Наконец, третий был в Ленинграде после Великой Отечественной. Там не один случай, а большое дело. В городе после войны орудовали толпы гастролеров, которых вылавливали и уничтожали. А они активно жрали рабочих на стройках…
– В общем, вот вы это и выясните, – прервал исторический экскурс начальник. – Может, кто захаживает к ним из домов по соседству. Может, проклял или сглазил кто. Дима знает, место там интересное в кавычках. Промзоны. Церковь эта полуснесенная. Завод с хипстерами веселый по соседству. Мечников там уже взял одного пару лет назад. Преинтереснейший метод использовал, поинтересуйтесь потом… А может, и нет там ни хрена, – босс развел руками, – обычное распиздяйство и суеверия мигрантов. Идите разбирайтесь.
Уже на выходе он окликнул нас.
– Да, забыл. Работать вам предстоит с батюшкой.
– Батюшкой?
– Батюшкой. Специальный отряд церкви.
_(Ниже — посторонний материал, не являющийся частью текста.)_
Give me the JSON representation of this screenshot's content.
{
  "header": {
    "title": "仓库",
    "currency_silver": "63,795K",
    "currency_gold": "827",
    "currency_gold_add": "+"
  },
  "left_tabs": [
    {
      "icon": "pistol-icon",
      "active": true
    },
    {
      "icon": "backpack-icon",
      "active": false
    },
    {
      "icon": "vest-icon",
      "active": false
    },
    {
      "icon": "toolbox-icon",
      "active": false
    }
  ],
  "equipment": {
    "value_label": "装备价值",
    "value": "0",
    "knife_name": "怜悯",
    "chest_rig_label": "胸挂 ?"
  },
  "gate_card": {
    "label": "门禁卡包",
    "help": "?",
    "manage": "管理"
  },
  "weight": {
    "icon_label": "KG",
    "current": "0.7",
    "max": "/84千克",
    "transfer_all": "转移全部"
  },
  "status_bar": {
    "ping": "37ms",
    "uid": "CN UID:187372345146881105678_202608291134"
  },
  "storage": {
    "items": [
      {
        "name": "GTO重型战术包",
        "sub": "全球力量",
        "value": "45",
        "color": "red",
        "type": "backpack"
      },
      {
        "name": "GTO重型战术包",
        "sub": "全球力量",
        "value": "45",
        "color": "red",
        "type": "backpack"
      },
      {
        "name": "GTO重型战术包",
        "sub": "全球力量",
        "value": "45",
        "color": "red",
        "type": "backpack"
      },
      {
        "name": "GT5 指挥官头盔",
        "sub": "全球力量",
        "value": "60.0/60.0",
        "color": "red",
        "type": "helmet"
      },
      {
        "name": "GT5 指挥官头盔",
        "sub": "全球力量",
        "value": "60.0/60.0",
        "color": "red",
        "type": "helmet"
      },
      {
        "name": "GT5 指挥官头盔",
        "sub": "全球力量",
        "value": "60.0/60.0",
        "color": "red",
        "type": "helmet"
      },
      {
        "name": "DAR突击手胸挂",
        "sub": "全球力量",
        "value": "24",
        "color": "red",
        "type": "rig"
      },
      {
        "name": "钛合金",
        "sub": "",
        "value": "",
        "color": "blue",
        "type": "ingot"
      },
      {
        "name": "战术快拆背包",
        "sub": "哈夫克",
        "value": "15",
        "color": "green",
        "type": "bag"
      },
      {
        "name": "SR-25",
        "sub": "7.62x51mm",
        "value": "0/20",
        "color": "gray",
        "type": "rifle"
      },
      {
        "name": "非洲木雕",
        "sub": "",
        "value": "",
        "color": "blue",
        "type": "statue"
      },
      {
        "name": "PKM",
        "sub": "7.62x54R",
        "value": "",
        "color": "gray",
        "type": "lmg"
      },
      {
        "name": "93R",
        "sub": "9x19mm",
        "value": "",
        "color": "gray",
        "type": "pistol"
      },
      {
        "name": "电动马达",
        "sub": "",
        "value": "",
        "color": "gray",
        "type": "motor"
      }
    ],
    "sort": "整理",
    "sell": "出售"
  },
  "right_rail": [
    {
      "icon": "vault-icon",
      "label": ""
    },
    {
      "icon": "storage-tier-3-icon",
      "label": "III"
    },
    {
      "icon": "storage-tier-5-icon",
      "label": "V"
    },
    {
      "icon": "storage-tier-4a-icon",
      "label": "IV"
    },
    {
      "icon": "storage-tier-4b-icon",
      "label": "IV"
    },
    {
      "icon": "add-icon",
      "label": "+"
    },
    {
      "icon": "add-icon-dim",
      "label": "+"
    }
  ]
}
Из мэрии просят.
* * *
Начальник штаба стройки, к счастью, нормально говорил по-русски. Михаил из Донецка. Мужика можно было только пожалеть. Сначала у него на стройке рабочие начинают рассказывать про нечистую силу, потом две смерти, теперь приезжают непонятные типы от мэрии (мы), а вокруг котлована ходит поп и молитвы читает (батюшка Евлампий добрался до площадки раньше нас и не стал дожидаться).
– Расскажите про смерти, как все случилось? – с места в карьер начала Агафья.
Михаил почесал лысину.
– Ну… Началось все с того, что узбеки заговорили про нечистую силу. Мол, кто-то из котлована ночами зовет их голосами друзей и знакомых, бьет железом по арматуре, плачет, как ребенок, вещи ворует. Стали бояться вечером выходить из бытовок. Я этого сам ничего не видел, не слышал, ночую дома.
– А камеры на стройплощадке есть? – уточнил я.
Михаил махнул в сторону опоры, которую я не приметил, на ней как раз шел монтаж камеры наблюдения.
– У нас стройка толком не началась, вот только начали вешать… Потом, значит, один из таджиков у нас вышел ночью на улицу и не вернулся. Наутро обнаружили его мертвым в двух шагах от бытовки. Никаких видимых повреждений, но лицо… – Михаил поморщился, – короче, врачи сказали, что это инфаркт. Но парнишка-то совсем молодой. Ну и гримаса у него такая была, знаете. Как от ужаса…
Он продемонстрировал нам фото с телефона. Я не подал виду, но предсмертная гримаса паренька сразу въелась мне в память, эти остекленелые глаза и разинутый в беззвучном крике рот еще долго преследовали меня.